Coloradans are able to get a whiff of the putrid smell this plant emits, but only for a very short time as the stench will become less pronounced after the first 12 to 24 hours.

Corpse flower_Colorado State University

Public viewings will happen at the Plant Growth Facility Conservatory at 1241 Libbie Coy Way in Fort Collins, from 9 a.m. to 3 p.m. each day the flower is in bloom.

CSU officials said the rare plant came out of dormancy around the beginning of May and while they were not expecting much action, it was its growth rate and the fact that it was shooting out stalks that made them realize “something really big was about to happen.”
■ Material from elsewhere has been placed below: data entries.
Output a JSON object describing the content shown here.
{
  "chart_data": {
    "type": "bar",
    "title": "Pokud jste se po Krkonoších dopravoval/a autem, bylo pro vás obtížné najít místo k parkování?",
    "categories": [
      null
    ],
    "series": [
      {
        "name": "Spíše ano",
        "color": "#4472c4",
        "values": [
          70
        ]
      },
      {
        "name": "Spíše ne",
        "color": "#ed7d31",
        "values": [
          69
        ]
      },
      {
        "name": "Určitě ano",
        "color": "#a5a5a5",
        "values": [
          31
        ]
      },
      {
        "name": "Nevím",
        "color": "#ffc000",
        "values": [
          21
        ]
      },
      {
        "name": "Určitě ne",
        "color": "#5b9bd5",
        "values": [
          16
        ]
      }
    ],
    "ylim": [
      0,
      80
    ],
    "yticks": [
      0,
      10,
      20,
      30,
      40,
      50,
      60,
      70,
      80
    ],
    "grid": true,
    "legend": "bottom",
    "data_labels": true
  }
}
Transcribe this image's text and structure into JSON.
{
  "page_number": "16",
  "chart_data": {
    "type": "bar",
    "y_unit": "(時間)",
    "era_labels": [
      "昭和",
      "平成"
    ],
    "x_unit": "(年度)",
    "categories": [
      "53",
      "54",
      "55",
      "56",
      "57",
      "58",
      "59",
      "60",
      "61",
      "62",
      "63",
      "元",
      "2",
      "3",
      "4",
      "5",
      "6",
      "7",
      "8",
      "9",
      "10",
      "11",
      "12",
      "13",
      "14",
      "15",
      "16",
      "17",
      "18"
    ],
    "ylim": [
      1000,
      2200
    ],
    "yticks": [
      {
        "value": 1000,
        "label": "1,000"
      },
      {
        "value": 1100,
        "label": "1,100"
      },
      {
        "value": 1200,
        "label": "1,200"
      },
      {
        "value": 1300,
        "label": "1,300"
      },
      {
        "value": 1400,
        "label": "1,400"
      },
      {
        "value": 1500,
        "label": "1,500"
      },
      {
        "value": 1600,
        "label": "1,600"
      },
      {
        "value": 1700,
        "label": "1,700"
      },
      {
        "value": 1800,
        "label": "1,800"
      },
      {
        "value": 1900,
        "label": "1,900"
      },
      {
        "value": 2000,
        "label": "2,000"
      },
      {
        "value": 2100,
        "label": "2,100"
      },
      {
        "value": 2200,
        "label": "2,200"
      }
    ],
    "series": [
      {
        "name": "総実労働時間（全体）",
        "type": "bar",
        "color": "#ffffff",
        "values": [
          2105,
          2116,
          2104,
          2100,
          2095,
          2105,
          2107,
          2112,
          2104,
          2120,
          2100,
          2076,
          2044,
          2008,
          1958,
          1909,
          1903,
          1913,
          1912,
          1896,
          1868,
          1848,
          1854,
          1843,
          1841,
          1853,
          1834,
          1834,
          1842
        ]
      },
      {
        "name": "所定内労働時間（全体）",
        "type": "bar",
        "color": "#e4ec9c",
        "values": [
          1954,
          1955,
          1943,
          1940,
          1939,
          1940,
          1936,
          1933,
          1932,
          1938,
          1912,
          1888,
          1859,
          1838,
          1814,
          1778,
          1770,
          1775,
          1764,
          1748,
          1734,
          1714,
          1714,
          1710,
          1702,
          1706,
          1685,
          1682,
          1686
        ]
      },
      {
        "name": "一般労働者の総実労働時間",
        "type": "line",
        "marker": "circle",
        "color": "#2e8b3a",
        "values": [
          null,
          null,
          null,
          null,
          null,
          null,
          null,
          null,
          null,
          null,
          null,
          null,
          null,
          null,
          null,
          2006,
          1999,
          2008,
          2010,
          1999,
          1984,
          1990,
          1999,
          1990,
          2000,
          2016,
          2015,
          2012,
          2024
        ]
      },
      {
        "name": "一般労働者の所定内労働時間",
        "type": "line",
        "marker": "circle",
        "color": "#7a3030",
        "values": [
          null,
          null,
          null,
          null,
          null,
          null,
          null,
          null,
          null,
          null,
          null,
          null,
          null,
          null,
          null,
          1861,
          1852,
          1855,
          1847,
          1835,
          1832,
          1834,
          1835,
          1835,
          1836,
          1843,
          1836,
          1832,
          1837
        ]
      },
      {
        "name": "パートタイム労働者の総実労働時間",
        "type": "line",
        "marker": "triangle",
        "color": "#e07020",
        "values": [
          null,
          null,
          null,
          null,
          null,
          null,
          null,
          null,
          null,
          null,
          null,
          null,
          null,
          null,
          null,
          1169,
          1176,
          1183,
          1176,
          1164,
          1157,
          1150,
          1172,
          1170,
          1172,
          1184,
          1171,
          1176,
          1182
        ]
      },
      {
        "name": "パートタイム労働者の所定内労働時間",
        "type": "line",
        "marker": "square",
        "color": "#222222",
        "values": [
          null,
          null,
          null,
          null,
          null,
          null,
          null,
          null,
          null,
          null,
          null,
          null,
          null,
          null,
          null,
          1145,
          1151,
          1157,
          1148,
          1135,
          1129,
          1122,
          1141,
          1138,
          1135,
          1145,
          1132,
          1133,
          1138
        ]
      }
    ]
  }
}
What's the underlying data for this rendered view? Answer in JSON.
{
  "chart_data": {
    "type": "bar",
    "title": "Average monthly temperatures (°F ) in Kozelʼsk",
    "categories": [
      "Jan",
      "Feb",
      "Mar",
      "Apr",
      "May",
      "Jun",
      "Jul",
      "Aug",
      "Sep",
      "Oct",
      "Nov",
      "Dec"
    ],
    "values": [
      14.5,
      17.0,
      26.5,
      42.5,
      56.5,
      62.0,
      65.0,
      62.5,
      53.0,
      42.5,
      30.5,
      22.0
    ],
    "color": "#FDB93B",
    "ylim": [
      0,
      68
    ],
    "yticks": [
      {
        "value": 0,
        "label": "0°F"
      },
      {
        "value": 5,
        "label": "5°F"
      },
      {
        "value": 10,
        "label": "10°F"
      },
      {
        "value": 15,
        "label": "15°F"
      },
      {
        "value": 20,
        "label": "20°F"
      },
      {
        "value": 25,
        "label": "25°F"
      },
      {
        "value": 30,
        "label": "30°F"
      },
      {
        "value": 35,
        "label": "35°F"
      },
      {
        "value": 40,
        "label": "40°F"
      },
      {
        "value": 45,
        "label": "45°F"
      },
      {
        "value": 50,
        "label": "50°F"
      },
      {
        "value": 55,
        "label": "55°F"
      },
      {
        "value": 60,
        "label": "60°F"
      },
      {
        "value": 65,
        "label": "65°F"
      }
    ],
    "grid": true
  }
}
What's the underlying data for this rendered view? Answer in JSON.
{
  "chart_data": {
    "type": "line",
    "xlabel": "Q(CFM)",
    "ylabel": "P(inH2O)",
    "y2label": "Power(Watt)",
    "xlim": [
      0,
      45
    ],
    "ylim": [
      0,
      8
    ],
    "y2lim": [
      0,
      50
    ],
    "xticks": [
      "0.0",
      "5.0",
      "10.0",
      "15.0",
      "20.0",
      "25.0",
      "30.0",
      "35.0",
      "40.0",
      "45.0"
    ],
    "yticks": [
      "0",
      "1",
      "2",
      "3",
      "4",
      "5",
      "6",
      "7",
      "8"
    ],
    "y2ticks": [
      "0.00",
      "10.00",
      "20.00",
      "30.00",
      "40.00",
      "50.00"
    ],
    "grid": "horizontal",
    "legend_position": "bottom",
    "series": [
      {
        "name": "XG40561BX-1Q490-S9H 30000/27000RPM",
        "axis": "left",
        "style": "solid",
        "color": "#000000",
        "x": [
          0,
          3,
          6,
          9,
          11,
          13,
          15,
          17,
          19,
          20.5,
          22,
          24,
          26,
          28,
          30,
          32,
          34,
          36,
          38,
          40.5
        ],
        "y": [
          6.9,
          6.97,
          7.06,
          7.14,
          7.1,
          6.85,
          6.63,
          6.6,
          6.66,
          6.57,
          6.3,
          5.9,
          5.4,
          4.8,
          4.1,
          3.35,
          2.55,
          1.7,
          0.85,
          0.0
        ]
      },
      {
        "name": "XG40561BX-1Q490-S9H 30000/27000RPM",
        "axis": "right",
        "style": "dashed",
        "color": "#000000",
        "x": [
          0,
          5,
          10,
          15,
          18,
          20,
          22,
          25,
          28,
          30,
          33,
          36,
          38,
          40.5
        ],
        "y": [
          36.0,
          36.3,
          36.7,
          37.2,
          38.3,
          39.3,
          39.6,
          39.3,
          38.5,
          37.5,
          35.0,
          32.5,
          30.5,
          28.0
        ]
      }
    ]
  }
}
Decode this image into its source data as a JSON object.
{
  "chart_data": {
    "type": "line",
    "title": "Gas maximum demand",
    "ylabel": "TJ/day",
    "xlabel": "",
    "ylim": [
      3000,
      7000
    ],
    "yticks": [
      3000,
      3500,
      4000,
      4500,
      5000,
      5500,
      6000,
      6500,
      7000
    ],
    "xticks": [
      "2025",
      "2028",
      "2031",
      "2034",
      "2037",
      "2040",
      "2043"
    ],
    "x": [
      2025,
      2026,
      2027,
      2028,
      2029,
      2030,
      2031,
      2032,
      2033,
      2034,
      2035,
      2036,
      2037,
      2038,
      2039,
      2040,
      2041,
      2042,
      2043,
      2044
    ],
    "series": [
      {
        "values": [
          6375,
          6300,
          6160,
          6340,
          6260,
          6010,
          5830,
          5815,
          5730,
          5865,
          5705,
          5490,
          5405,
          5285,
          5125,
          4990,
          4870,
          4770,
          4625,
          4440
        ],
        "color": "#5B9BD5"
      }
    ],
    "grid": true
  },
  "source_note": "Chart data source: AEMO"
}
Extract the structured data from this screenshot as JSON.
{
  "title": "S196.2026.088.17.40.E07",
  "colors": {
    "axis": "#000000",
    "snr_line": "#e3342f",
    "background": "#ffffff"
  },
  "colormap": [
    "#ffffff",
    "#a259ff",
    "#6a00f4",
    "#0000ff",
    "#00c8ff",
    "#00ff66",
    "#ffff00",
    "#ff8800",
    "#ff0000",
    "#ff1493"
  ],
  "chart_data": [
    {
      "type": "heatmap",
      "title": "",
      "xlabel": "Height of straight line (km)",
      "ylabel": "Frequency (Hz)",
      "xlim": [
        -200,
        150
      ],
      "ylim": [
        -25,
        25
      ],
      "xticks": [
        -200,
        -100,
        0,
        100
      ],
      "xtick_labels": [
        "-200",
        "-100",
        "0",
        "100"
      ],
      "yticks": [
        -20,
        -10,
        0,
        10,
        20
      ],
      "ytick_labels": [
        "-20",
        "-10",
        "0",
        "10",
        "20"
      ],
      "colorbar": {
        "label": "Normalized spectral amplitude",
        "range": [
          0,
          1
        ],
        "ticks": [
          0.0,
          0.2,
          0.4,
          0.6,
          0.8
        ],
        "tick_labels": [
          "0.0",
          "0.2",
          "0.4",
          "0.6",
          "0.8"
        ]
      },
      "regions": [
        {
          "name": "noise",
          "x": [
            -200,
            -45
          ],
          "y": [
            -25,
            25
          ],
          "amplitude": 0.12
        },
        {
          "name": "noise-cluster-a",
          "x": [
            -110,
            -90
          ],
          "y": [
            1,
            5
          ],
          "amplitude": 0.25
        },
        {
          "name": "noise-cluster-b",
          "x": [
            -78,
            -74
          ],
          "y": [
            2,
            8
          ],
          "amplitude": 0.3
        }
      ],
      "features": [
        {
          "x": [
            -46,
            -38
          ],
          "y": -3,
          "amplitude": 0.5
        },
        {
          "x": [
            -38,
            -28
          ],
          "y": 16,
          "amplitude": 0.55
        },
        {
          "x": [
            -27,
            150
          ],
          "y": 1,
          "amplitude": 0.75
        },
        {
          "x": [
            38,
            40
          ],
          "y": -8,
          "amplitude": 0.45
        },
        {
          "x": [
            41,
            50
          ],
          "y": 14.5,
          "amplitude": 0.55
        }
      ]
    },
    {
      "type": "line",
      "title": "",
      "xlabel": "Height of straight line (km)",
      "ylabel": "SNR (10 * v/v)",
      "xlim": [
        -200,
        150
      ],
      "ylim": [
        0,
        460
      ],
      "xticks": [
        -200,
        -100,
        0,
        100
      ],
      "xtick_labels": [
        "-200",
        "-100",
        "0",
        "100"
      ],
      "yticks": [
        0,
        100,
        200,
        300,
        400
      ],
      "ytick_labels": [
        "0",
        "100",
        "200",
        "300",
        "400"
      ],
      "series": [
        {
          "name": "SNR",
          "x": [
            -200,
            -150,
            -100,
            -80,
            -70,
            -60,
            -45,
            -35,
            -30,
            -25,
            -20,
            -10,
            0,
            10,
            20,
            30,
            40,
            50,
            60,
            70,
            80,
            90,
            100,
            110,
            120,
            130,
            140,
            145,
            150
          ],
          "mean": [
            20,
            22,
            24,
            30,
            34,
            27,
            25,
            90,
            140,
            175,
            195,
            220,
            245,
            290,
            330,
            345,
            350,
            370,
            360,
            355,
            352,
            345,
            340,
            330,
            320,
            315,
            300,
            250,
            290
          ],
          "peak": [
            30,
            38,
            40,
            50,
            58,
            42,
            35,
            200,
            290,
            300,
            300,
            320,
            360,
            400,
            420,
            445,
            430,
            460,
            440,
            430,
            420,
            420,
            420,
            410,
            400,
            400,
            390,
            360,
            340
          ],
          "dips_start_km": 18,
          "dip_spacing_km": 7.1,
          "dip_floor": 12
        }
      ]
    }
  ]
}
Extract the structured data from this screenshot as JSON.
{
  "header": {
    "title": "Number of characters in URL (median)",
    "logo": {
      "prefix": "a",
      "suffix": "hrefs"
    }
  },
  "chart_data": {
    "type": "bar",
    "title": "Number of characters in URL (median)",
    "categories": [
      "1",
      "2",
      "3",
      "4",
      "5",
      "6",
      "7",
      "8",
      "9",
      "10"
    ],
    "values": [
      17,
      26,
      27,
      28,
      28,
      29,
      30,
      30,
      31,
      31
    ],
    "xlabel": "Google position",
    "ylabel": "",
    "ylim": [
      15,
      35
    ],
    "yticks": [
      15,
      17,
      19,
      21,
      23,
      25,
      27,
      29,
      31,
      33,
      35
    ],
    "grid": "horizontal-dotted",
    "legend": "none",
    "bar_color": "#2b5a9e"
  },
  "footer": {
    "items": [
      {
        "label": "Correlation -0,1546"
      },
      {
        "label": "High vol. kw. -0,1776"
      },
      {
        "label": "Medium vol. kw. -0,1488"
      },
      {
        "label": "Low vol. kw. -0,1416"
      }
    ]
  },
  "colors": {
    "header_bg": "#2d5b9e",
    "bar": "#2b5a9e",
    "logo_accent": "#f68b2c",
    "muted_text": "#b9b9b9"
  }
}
“This is a rare occasion and a big deal because it will be the first bloom for the corpse flower here at CSU,” the university’s Plant Growth Facilities manager, Tammy Brenner, said Tuesday.

Corpse flower_Colorado State University

CSU officials said Cosmo the corpse flower won’t take that long to bloom again though, so all you curious amateur fragrance testers that can’t make it after it blooms this year should mark your calendars three to five years from now.

The corpse flower is native solely to western Sumatra, a large Indonesian island, where it grows in openings in rainforests on limestone hills, according to National Geographic.